Their article ("Shapes of embedded minimal surfaces") appeared in the July 25 issue of the Proceedings of the National Academy of Sciences.
"In its simplest form, we just wanted to figure out the possible shapes of minimal surfaces where certain boundaries (surface area and curvature) are not restricted, and this is what we found out," said Minicozzi, the J.J. Sylvester Professor of Mathematics at Johns Hopkins' Krieger School of Arts and Sciences. "What we've concluded is that no matter how complicated minimal surfaces can be — and they can be very complicated, indeed! — they are all built out of pieces that we completely understand."
As an illustration, Minicozzi suggests thinking about children playing with building blocks: give them three blocks, and the figures that they can construct are rather limited. But give them "billions of blocks and, well, all bets are off, because the possibilities are endless. It's sometimes hard to imagine that big, complex structures are built from the same, basic blocks as are the simpler shapes."
Mathematicians' fascination with minimal surfaces dates back more than two centuries, to famous experiments conducted by Belgian physicist Joseph Antoine Ferdinand Plateau. Dipping a wire bent into various shapes into a vat of soapy water, the scientist created a wide variety of minimal surfaces and concluded that every closed boundary curve that neither touches itself nor intersects with itself can be spanned by a minimal surface.
Minicozzi and Colding began by thinking about these original experiments, and quickly moved on to consider many other minimal surfaces, such as those that exist in nature.
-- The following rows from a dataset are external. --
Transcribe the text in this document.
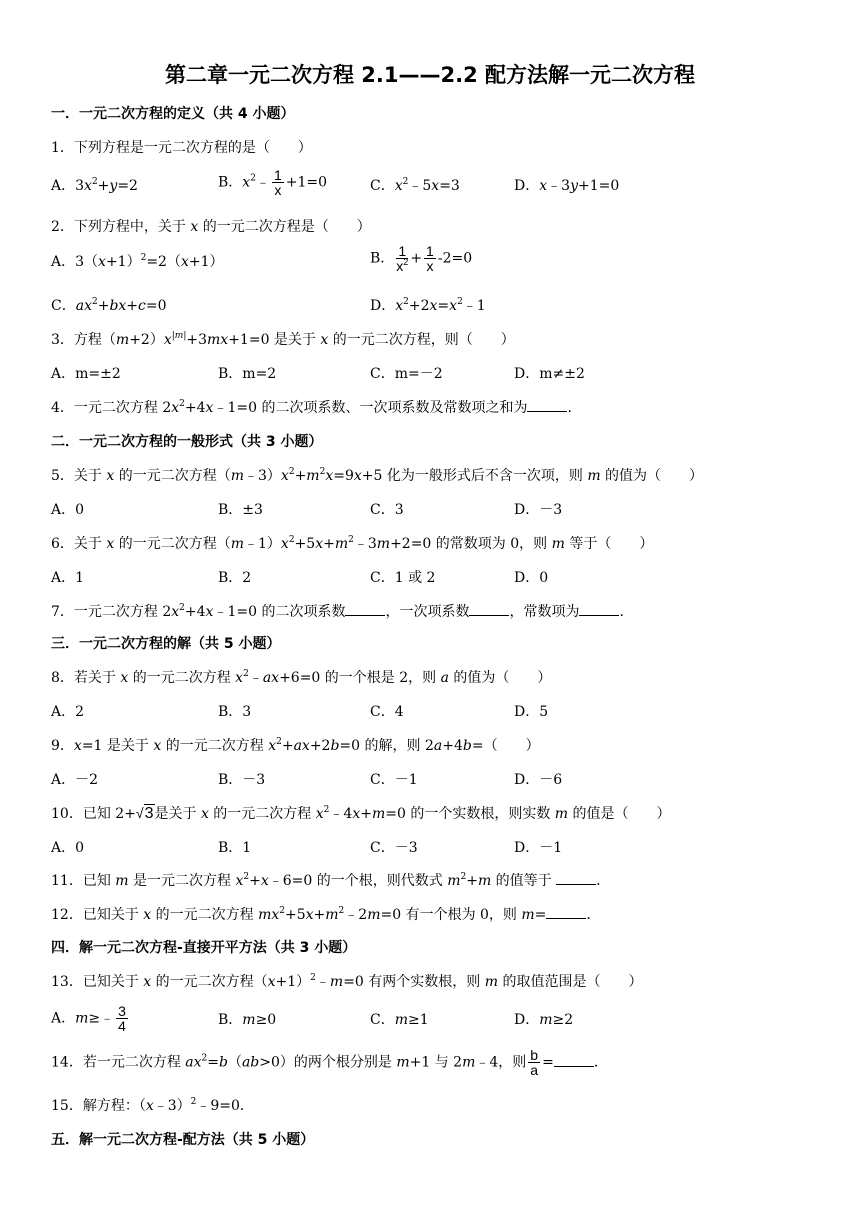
第二章一元二次方程 2.1——2.2 配方法解一元二次方程
一．一元二次方程的定义（共 4 小题）
1．下列方程是一元二次方程的是（　　）
A．$3x^2+y=2$	B．$x^2﹣ \frac{1}{x} +1=0$	C．$x^2﹣5x=3$	D．x﹣3y+1=0
2．下列方程中，关于 x 的一元二次方程是（　　）
A．$3(x+1)^2=2(x+1)$	B． $\frac{1}{x^2} + \frac{1}{x} -2=0$
C．$ax^2+bx+c=0$	D．$x^2+2x=x^2﹣1$
3．方程$(m+2)x^{|m|}+3mx+1=0$ 是关于 x 的一元二次方程，则（　　）
A．m=±2	B．m=2	C．m=－2	D．m≠±2
4．一元二次方程 $2x^2+4x﹣1=0$ 的二次项系数、一次项系数及常数项之和为	．
二．一元二次方程的一般形式（共 3 小题）
5．关于 x 的一元二次方程$(m﹣3)x^2+m^2x=9x+5$ 化为一般形式后不含一次项，则 m 的值为（　　）
A．0	B．±3	C．3	D．－3
6．关于 x 的一元二次方程$(m﹣1)x^2+5x+m^2﹣3m+2=0$ 的常数项为 0，则 m 等于（　　）
A．1	B．2	C．1 或 2	D．0
7．一元二次方程 $2x^2+4x﹣1=0$ 的二次项系数	，一次项系数	，常数项为	．
三．一元二次方程的解（共 5 小题）
8．若关于 x 的一元二次方程 $x^2﹣ax+6=0$ 的一个根是 2，则 a 的值为（　　）
A．2	B．3	C．4	D．5
9．x=1 是关于 x 的一元二次方程 $x^2+ax+2b=0$ 的解，则 2a+4b=（　　）
A．－2	B．－3	C．－1	D．－6
10．已知 2+√3是关于 x 的一元二次方程 $x^2﹣4x+m=0$ 的一个实数根，则实数 m 的值是（　　）
A．0	B．1	C．－3	D．－1
11．已知 m 是一元二次方程 $x^2+x﹣6=0$ 的一个根，则代数式 $m^2+m$ 的值等于	．
12．已知关于 x 的一元二次方程 $mx^2+5x+m^2﹣2m=0$ 有一个根为 0，则 m=	．
四．解一元二次方程-直接开平方法（共 3 小题）
13．已知关于 x 的一元二次方程$(x+1)^2﹣m=0$ 有两个实数根，则 m 的取值范围是（　　）
A．m≥﹣ $\frac{3}{4}$	B．m≥0	C．m≥1	D．m≥2
14．若一元二次方程 $ax^2=b(ab>0)$的两个根分别是 m+1 与 2m﹣4，则 $\frac{b}{a}$ =	．
15．解方程：（x﹣3）$^2$﹣9=0．
五．解一元二次方程-配方法（共 5 小题）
"For instance, we wondered why DNA is like a double spiral staircase," Minicozzi said. "'What' and 'Why' are fundamental questions that, when answered, help us to better understand the world we live in. And we knew that the answer to any question about the shape of natural objects was bound to involve mathematics."
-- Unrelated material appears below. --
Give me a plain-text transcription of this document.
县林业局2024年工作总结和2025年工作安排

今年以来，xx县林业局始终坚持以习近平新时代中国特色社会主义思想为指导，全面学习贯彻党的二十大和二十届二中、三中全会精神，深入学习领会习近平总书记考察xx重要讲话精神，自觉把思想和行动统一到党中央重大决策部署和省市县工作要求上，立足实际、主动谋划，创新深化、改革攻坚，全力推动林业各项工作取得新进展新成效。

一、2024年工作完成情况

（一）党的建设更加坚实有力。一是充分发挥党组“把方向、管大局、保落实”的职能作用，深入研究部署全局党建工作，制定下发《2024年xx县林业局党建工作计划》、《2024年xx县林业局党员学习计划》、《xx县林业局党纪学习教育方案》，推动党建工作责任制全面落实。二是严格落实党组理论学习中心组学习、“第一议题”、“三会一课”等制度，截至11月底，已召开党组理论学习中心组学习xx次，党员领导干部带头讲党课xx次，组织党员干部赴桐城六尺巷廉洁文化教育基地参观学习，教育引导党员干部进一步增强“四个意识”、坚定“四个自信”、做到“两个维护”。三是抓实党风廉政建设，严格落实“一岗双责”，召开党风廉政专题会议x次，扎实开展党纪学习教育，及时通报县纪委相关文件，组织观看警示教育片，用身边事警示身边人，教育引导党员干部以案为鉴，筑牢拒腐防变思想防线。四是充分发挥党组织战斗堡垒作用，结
Chalk in hand, the researchers spent years thinking, in particular, about helicoids and trying to understand why the double spiral staircase — DNA, for example — was an efficient shape. They had a hunch that the answer would provide an important piece of the puzzle for understanding all minimal surfaces. Even so, Minicozzi and Colding were caught off guard when they viewed a computer animation of the minimal surfaces constructed more than a century ago by a mathematician named Riemann. "They were built out of helicoids!" Minicozzi said. "This confirmed for us the centrality of our work and opened up the way for other, new applications.
"After this," he said, "we knew that we would be able to show that every minimal surface was built from those pieces. This way of describing very complicated minimal surfaces unlocked many of the secrets of these surfaces, leading to breakthroughs by us and by other mathematicians on problems that were previously daunting and unapproachable."
Though it may seem that such work is of interest only to theoretical mathematicians, Minicozzi begs to differ.
"Minimal surfaces come up in a lot of different physical problems, some more or less practical, but scientists have recently realized that they are extremely useful in nanotechnology," he said. "They say that nanotechnology is the next Industrial Revolution and that it has the potential to alter many aspects of our lives, from how we are treated for illness to how we fulfill our energy needs and beyond. That's why increasing numbers of material scientists and mathematicians are discovering minimal surfaces."
Funding for this research was provided by the National Science Foundation and the Alfred P. Sloan Foundation.